Fixes avatar display for locally configured avatar files.
* fix(gateway): resolve local avatars to URL in HTML injection and RPC
The frontend fix alone wasn't enough because:
1. serveIndexHtml() was injecting the raw avatar filename into HTML
2. agent.identity.get RPC was returning raw filename, overwriting the
HTML-injected value
Now both paths resolve local file avatars (*.png, *.jpg, etc.) to the
/avatar/{agentId} endpoint URL.
* feat(compaction): add adaptive chunk sizing and progressive fallback
- Add computeAdaptiveChunkRatio() to reduce chunk size for large messages
- Add isOversizedForSummary() to detect messages too large to summarize
- Add summarizeWithFallback() with progressive fallback:
- Tries full summarization first
- Falls back to partial summarization excluding oversized messages
- Notes oversized messages in the summary output
- Add SAFETY_MARGIN (1.2x) buffer for token estimation inaccuracy
- Reduce MIN_CHUNK_RATIO to 0.15 for very large messages
This prevents compaction failures when conversations contain
unusually large tool outputs or responses that exceed the
summarization model's context window.
* feat(ui): add compaction indicator and improve event error handling
Compaction indicator:
- Add CompactionStatus type and handleCompactionEvent() in app-tool-stream.ts
- Show '🧹 Compacting context...' toast while active (with pulse animation)

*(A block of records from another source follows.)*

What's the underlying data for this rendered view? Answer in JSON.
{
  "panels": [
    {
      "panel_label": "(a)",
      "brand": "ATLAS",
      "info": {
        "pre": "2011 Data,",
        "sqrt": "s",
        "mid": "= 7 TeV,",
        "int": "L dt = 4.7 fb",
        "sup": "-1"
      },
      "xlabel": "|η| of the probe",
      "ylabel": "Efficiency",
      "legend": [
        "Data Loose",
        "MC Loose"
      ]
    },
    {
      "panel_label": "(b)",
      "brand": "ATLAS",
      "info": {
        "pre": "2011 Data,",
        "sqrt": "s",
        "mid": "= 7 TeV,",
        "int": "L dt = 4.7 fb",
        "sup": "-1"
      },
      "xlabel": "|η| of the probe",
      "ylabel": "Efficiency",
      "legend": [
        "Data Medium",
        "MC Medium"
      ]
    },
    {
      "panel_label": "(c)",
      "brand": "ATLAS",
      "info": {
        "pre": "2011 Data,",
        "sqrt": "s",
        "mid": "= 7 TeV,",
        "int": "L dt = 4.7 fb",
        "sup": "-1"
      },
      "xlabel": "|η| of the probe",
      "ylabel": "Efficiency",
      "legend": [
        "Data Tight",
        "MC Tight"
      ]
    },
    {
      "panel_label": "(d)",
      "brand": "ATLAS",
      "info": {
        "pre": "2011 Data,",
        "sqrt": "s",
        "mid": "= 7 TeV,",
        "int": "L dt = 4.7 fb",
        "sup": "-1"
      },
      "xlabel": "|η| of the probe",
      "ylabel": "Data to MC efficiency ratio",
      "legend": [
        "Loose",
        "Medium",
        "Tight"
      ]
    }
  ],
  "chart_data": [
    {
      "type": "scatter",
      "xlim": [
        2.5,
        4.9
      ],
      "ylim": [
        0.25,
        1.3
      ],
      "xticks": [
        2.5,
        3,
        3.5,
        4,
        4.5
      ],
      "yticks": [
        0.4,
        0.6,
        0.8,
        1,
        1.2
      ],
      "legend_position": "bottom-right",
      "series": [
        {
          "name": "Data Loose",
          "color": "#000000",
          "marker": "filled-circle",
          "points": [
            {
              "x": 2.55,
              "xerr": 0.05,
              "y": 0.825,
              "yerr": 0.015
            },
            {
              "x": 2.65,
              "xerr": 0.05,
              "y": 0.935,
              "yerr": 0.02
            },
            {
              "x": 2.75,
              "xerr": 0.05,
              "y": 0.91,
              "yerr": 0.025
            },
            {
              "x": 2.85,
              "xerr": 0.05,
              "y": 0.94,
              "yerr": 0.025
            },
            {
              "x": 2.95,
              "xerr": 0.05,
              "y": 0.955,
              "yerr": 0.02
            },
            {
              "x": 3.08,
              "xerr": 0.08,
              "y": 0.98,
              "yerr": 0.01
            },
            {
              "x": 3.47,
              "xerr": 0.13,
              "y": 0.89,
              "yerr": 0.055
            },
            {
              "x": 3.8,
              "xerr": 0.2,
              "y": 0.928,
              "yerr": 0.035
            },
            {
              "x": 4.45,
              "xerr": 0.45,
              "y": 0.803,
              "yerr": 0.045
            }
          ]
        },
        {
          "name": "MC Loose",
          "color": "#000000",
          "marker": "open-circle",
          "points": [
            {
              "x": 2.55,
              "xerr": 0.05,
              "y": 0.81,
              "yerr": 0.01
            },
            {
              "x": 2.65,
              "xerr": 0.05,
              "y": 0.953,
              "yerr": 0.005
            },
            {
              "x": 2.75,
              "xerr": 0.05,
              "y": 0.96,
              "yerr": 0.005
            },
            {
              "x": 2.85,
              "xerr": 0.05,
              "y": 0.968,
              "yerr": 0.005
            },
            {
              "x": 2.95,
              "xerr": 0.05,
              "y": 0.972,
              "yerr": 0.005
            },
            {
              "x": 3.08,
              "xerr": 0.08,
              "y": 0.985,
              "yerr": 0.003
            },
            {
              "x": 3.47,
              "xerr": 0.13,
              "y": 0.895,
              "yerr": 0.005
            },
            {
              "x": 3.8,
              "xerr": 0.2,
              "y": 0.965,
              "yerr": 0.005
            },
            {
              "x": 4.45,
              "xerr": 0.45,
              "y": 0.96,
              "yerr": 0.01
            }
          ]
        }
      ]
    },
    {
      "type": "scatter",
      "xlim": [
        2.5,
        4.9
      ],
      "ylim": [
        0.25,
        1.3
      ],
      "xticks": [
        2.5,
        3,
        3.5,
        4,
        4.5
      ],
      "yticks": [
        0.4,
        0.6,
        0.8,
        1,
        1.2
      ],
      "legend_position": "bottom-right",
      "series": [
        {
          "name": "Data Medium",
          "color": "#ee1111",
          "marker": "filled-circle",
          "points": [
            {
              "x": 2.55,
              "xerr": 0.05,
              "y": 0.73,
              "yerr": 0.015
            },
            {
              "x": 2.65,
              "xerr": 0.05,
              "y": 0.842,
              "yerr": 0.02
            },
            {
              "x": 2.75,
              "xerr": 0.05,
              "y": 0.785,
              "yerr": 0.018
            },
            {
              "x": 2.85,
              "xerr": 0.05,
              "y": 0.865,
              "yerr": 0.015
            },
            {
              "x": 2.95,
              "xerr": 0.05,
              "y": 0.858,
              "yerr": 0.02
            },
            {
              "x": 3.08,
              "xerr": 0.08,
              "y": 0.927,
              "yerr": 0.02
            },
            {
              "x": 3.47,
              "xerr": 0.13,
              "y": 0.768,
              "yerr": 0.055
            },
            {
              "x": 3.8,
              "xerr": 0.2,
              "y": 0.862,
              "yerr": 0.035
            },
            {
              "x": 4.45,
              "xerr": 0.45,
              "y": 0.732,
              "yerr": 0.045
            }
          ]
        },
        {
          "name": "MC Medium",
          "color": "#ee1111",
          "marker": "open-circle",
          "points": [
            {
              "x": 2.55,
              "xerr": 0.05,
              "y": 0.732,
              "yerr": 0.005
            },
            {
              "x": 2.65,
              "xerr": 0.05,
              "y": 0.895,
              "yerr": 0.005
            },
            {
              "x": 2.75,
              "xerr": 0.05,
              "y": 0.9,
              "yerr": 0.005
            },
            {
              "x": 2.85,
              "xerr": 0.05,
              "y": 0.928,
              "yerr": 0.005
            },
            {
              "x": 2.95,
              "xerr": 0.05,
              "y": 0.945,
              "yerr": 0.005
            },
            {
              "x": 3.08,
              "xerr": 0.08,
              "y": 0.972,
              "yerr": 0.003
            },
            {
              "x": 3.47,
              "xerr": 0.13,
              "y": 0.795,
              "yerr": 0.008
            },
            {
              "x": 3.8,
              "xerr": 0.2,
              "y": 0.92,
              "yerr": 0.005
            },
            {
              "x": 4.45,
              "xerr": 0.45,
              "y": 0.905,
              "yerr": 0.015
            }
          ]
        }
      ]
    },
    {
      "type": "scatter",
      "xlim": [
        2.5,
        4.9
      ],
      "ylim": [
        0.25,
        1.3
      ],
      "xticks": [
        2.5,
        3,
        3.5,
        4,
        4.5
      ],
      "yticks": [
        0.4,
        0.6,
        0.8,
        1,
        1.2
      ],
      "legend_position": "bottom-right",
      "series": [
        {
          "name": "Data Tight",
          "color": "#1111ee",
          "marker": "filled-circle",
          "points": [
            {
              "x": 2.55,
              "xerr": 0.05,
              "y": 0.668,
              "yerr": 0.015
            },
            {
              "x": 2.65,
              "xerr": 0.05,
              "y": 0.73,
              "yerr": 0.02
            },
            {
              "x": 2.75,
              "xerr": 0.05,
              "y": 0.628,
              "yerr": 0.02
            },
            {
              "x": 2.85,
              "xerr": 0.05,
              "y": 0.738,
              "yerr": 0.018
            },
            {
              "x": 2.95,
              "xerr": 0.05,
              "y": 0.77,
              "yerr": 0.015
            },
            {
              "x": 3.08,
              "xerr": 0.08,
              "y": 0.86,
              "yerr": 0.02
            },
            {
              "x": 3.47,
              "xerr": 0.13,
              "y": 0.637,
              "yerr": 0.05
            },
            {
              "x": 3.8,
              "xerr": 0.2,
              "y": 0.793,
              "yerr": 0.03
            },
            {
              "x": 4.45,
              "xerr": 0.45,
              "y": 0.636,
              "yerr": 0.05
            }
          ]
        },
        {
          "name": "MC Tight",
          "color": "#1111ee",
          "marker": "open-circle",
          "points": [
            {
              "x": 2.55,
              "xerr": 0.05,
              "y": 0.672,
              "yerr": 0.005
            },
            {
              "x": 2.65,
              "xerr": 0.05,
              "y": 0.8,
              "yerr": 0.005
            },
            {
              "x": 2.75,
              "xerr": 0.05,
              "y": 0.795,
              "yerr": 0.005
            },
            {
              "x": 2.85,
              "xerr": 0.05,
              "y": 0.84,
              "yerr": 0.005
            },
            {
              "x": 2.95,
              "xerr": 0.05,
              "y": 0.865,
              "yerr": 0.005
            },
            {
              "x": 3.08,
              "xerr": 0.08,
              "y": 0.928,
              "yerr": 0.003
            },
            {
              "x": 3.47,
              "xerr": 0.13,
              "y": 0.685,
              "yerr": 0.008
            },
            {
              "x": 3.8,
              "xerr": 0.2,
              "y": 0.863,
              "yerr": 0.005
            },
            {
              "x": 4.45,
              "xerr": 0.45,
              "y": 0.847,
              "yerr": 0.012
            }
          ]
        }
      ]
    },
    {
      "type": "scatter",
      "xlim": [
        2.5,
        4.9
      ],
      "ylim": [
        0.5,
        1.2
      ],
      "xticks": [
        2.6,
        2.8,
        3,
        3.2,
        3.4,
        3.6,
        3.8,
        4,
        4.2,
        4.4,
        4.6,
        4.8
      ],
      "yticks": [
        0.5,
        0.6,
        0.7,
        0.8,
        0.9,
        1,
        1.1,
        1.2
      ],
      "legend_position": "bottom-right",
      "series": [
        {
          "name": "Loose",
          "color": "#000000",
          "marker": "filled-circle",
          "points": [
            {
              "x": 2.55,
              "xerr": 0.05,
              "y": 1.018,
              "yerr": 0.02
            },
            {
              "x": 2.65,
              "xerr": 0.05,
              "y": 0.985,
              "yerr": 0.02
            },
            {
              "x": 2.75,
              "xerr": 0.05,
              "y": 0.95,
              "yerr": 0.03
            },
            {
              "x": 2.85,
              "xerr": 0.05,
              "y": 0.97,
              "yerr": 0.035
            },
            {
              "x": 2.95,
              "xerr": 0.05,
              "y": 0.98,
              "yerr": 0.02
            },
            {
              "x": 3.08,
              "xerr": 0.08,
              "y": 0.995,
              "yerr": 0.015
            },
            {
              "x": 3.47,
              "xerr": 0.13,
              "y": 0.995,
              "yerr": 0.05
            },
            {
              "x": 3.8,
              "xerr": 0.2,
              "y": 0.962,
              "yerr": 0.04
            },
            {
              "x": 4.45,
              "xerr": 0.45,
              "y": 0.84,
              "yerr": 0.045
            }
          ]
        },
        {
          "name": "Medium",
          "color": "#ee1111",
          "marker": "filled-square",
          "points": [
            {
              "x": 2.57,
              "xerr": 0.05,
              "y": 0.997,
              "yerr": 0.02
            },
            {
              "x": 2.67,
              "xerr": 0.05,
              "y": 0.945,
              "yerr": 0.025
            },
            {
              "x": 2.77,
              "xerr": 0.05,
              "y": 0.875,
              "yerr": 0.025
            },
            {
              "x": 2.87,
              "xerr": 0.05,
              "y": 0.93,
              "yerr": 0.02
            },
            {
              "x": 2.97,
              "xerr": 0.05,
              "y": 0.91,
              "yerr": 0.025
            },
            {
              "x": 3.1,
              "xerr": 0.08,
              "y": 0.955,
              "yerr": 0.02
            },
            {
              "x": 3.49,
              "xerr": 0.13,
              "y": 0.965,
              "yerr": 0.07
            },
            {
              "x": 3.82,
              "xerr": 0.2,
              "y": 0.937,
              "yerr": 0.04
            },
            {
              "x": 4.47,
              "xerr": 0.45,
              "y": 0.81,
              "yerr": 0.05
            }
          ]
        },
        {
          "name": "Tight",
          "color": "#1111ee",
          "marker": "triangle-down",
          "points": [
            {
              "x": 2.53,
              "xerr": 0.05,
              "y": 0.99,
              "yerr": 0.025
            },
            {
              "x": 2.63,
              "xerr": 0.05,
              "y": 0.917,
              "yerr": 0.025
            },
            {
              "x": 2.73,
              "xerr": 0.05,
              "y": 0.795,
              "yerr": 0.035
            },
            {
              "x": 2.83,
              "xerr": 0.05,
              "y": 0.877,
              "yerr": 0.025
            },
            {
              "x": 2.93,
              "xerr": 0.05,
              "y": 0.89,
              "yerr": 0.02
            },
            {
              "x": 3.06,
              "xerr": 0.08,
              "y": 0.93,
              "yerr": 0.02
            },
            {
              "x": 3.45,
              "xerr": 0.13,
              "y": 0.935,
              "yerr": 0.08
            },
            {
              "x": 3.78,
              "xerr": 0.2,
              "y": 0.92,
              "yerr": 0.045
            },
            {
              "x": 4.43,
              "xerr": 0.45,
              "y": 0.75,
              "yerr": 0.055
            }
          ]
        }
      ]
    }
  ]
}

- Show '🧹 Context compacted' briefly after completion
- Auto-clear toast after 5 seconds
- Add CSS styles for .callout.info, .callout.success, .compaction-indicator
Error handling improvements:
- Wrap onEvent callback in try/catch in gateway.ts to prevent errors
from breaking the WebSocket message handler
- Wrap handleGatewayEvent in try/catch with console.error logging
to isolate errors and make them visible in devtools
These changes address UI freezes during heavy agent activity by:
1. Showing users when compaction is happening
2. Preventing uncaught errors from silently breaking the event loop
* fix(control-ui): add agentId to DEFAULT_ASSISTANT_IDENTITY
TypeScript inferred the union type without agentId when falling back to
DEFAULT_ASSISTANT_IDENTITY, causing build errors at control-ui.ts:222-223.